Hey there, everyone!
Me, too, in 2020, am struggling to deal with profiles in web images/video, especially for social media. I have a client that one of his brand palette colors is #064C54. After a lot of research assuming CSS colors as a standard, I’ve found out that either using a non-color managed document or using an sRGB document on Photoshop (then outputting it to, say, a JPG file) will both output this color exactly like the CSS color so for their social media posts I’m using sRGB as a standard.
However I recently began creating small animated movies, also for their social media platforms. I make some of them on Premiere and some on After Effects, depending on the complexity of animations. I always use Media Encoder to render them. In Premiere, as I don’t have the option to choose a color profile, I noticed when I opened the video file on VLC, it reports a Rec. 709 embedded profile.
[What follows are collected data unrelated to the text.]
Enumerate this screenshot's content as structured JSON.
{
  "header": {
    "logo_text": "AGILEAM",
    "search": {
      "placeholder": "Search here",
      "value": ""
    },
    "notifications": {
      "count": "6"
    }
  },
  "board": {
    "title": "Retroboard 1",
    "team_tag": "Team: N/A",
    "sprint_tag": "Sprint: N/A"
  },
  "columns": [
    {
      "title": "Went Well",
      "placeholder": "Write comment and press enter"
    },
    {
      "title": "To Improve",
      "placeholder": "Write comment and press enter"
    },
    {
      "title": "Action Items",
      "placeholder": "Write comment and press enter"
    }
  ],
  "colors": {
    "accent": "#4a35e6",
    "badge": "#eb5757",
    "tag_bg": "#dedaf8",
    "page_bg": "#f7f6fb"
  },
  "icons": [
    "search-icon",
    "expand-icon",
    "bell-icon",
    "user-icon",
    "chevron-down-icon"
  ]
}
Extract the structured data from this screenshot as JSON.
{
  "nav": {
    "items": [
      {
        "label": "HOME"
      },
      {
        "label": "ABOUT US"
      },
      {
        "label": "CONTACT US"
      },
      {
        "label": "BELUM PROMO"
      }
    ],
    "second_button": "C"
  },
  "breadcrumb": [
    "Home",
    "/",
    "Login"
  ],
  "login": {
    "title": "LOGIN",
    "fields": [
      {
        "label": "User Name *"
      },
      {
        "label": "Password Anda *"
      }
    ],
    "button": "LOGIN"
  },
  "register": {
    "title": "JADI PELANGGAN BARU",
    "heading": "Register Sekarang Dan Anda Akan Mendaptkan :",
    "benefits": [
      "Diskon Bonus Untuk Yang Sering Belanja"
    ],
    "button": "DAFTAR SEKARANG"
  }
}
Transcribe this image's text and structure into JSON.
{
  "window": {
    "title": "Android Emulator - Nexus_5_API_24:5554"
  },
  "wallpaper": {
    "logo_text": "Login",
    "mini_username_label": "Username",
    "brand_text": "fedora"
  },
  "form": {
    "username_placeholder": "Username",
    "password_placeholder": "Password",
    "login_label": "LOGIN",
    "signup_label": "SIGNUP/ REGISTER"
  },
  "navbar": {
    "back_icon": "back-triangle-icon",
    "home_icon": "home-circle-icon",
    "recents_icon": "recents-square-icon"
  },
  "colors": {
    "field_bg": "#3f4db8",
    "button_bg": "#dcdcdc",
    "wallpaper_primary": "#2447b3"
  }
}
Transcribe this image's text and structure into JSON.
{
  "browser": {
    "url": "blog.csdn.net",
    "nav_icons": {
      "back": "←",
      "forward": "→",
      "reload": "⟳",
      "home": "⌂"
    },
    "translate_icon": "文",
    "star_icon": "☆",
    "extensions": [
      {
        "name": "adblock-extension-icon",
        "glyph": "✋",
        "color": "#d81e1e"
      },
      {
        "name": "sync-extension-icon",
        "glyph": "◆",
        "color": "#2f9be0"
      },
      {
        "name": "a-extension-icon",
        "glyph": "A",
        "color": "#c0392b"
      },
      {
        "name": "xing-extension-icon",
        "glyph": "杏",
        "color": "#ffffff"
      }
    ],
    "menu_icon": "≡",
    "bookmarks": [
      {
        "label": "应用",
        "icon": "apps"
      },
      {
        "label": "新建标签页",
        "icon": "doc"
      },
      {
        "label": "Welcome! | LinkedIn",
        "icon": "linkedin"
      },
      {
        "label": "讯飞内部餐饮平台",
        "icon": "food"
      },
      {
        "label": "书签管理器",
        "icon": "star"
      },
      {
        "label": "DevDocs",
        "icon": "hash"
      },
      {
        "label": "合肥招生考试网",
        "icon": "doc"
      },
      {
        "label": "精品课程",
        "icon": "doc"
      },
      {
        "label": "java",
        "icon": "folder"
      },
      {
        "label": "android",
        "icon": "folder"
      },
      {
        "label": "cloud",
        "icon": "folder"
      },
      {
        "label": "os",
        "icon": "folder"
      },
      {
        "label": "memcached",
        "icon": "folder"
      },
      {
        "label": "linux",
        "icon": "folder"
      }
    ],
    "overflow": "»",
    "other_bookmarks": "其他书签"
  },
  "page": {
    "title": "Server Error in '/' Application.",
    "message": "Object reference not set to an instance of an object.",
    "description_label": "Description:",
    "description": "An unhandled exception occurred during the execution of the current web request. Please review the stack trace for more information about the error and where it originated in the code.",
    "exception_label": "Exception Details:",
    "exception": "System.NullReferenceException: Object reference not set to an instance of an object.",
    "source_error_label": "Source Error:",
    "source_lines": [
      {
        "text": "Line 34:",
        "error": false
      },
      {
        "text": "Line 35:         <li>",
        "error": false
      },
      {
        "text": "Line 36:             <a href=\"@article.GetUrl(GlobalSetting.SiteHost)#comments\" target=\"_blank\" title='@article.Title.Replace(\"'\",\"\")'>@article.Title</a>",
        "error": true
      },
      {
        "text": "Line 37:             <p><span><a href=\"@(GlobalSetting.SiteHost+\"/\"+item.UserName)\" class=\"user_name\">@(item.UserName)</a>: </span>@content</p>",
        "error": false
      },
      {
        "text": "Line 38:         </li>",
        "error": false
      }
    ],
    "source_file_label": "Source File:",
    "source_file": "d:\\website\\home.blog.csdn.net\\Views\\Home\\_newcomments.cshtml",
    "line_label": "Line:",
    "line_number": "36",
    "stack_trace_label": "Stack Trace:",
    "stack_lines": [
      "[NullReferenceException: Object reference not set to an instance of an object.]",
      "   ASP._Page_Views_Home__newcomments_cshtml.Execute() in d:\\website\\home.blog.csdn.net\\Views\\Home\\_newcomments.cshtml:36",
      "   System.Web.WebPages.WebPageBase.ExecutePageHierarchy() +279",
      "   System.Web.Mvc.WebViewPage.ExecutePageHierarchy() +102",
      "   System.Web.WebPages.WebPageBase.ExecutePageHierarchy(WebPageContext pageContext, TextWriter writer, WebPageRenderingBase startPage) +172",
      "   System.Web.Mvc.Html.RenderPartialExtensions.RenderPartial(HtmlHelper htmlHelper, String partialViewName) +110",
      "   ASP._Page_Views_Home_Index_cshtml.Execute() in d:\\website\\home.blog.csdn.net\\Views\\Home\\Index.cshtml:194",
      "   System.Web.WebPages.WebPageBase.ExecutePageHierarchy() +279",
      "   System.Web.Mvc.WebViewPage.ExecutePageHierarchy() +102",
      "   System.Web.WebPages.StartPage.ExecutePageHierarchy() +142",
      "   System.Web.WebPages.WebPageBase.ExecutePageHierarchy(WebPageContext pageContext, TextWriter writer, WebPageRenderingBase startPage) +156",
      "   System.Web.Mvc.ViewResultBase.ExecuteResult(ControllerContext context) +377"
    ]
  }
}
In comparison to CSS colors, a solid that on Premiere was filled with color #064C54 will look off when using the outputted video file to the pure CSS, to the non-color managed JPG and to the sRGB JPG. If I open this video file on Chrome and use its eyedropper tool it reports the #074B56 color.
The same happens on After Effects. There, I created a background solid filled with #064C54 and it doesn’t matter if my composition is set to “HDTV (Rec. 709)”, “Rec. 709 Gamma 2.4”, “sRGB” or isn’t color managed the outputted video file shows exactly the same behavior: Chrome reports that color as #074B56. VLC doesn’t report an embedded color profile like on Premiere-outputted videos.
What is going on? How can I be sure these animations will carry the exact same color to the outputted video files? I’d really like to understand more about this subject.